There are two main algorithms to perform dimensionality reduction. Bear in mind PCA much faster than t-SNE.
Principal Component Analysis - PCA
Allows you to reduce the dimensionality of a dataset consisting of many variables correlated with each other, either heavily or lightly, while retaining the variation present in the dataset. This is done by transforming the variables to a new coordinate space of variables, which are known as principal components (or simply, the PCs), and are orthogonal to each other, using spectral decomposition.
The selection of principal components is such that the retention of variation present in the original variables is the maximum for the first principal component and decreases as we move down in the order. The principal components are the eigenvectors of the covariance matrix, and hence they are orthogonal.

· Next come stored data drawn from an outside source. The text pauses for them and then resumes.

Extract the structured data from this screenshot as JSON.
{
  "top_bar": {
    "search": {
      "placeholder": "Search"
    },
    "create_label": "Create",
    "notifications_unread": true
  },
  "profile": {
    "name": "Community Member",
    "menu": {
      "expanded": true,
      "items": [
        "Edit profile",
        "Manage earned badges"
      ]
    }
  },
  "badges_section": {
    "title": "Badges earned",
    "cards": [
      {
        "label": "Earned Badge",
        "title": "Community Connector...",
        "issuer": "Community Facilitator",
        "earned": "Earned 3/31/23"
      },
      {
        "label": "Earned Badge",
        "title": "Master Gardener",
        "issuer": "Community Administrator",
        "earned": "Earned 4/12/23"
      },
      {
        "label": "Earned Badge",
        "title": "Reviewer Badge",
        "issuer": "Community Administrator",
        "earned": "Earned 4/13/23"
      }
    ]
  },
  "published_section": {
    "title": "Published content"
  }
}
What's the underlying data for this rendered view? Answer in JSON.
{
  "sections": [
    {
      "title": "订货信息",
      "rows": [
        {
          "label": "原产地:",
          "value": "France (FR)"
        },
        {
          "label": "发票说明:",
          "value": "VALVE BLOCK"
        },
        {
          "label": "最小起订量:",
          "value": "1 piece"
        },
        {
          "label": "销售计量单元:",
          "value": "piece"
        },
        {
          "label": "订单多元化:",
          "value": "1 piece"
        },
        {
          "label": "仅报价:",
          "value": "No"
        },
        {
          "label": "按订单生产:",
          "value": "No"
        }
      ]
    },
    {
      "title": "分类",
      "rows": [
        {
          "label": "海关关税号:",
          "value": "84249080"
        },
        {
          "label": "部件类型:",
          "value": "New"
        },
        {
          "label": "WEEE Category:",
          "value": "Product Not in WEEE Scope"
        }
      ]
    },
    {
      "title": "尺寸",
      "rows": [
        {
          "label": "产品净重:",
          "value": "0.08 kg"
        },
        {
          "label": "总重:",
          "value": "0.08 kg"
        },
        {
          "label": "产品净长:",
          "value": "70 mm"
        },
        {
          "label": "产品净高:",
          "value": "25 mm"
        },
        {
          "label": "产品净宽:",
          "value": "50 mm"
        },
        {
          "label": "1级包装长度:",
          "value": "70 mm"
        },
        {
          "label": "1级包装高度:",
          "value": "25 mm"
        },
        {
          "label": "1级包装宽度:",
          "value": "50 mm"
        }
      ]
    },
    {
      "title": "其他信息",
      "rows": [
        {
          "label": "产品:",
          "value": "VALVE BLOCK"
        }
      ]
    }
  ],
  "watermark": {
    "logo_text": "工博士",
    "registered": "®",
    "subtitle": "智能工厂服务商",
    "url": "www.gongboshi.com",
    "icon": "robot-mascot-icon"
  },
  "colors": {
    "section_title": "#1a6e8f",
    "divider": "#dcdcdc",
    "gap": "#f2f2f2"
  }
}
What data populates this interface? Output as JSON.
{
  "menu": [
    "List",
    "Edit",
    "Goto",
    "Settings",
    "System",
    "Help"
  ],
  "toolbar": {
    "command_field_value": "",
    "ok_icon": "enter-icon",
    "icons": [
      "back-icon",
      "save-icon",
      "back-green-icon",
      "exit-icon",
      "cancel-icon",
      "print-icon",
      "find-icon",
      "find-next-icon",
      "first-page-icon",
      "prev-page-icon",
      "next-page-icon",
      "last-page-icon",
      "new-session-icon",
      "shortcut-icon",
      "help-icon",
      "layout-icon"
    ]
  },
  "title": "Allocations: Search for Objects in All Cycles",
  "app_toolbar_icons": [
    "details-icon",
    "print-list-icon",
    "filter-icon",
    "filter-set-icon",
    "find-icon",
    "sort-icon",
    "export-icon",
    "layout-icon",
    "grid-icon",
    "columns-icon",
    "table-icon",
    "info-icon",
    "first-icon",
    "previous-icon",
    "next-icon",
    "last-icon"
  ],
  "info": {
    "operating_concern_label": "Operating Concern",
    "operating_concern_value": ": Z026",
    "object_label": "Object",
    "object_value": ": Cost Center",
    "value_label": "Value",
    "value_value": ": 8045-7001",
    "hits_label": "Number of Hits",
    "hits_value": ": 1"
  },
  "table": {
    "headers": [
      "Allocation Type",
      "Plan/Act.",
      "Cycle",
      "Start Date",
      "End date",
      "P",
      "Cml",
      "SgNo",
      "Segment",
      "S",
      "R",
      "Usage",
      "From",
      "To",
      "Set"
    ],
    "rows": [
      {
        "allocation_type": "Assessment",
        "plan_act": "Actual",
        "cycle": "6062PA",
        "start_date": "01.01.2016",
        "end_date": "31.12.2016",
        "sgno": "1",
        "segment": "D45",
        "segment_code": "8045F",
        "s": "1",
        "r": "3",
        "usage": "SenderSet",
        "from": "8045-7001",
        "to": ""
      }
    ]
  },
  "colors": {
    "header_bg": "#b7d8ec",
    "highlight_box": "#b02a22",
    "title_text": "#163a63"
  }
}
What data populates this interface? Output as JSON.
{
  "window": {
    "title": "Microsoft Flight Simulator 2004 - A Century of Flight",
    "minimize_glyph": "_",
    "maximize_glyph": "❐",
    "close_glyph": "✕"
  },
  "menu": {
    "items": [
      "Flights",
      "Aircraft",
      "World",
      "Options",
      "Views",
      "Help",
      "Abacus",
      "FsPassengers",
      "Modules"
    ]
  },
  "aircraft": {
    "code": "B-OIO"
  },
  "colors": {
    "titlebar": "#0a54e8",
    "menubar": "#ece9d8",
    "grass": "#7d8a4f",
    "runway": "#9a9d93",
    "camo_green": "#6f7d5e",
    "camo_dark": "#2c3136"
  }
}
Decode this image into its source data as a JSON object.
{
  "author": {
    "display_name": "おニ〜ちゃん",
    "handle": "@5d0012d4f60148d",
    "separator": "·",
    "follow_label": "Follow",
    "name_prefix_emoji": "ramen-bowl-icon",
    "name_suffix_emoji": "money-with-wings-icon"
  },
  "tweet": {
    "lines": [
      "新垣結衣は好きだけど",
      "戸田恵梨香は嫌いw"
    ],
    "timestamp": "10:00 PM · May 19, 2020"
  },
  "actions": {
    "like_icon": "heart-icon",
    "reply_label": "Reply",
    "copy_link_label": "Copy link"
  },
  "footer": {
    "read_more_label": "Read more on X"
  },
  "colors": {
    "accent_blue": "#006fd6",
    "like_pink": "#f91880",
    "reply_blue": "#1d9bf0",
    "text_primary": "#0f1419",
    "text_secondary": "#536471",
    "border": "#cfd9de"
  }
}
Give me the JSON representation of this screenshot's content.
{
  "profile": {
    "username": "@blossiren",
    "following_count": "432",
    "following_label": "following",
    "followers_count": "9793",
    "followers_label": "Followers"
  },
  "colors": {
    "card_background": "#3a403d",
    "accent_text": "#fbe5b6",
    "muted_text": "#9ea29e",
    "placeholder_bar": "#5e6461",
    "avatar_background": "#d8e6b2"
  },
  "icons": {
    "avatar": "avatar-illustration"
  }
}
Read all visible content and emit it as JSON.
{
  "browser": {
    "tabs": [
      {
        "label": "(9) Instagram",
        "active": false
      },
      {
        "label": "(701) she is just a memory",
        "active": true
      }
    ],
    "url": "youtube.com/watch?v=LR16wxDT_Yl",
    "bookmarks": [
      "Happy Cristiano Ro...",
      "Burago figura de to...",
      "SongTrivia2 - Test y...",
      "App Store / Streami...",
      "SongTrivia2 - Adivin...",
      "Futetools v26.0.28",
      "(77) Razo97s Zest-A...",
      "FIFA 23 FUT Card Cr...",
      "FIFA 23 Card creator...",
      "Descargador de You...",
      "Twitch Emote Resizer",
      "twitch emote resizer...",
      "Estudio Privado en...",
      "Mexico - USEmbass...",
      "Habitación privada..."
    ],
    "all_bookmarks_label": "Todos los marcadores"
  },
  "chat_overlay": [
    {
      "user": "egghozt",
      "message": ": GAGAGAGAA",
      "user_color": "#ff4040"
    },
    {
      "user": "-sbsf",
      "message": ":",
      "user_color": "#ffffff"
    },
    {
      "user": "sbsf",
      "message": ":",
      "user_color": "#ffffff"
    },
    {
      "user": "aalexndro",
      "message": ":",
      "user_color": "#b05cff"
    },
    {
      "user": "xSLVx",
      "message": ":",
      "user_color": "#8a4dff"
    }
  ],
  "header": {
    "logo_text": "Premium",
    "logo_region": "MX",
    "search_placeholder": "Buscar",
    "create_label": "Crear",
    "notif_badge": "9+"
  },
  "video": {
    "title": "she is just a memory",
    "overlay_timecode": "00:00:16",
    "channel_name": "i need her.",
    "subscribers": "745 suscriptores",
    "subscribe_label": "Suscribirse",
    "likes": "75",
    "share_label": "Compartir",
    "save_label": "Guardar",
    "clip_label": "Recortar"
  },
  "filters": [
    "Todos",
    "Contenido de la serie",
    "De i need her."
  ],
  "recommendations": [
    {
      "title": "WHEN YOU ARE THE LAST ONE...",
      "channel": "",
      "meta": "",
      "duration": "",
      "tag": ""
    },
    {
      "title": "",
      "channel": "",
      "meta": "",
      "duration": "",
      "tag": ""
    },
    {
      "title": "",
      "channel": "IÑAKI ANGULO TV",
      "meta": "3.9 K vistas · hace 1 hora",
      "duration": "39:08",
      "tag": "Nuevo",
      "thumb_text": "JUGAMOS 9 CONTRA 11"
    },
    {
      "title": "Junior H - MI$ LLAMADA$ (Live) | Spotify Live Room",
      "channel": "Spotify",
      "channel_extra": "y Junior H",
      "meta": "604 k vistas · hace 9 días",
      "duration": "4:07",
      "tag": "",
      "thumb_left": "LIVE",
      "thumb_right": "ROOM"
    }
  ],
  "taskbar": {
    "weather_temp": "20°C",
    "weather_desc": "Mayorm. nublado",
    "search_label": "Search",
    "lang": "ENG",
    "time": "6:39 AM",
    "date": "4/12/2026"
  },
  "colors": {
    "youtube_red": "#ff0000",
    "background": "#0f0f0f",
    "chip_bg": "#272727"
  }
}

Use correlation matrix instead of covariance matrix for when data isn't scaled.
Stochastic neighbor embedding - tSNE
This method calculates a similarity measure between pairs of instances in the high dimensional space and in the low dimensional space. This is done by setting the probabilities from the low-dimensional space similar to those of the high dimensional space. We measure the difference between the probability distributions of the two-dimensional spaces using Kullback-Leibler divergence and try to optimize it.
Probabilistic approach to place samples from high-dimensional space into low-dimensional space so as to preserve the identity of neighbors. First, find an embedding so that original high-dimensional sample distribution is approximated well by the resulting low-dimensional sample distribution (t-SNE uses Kullback-Leibler divergence to measure the “distance” between distributions and minimizes this objective function). It gives rise to a non-linear embedding where close-by points remain close by and far away points remain far away so that clusters are preserved.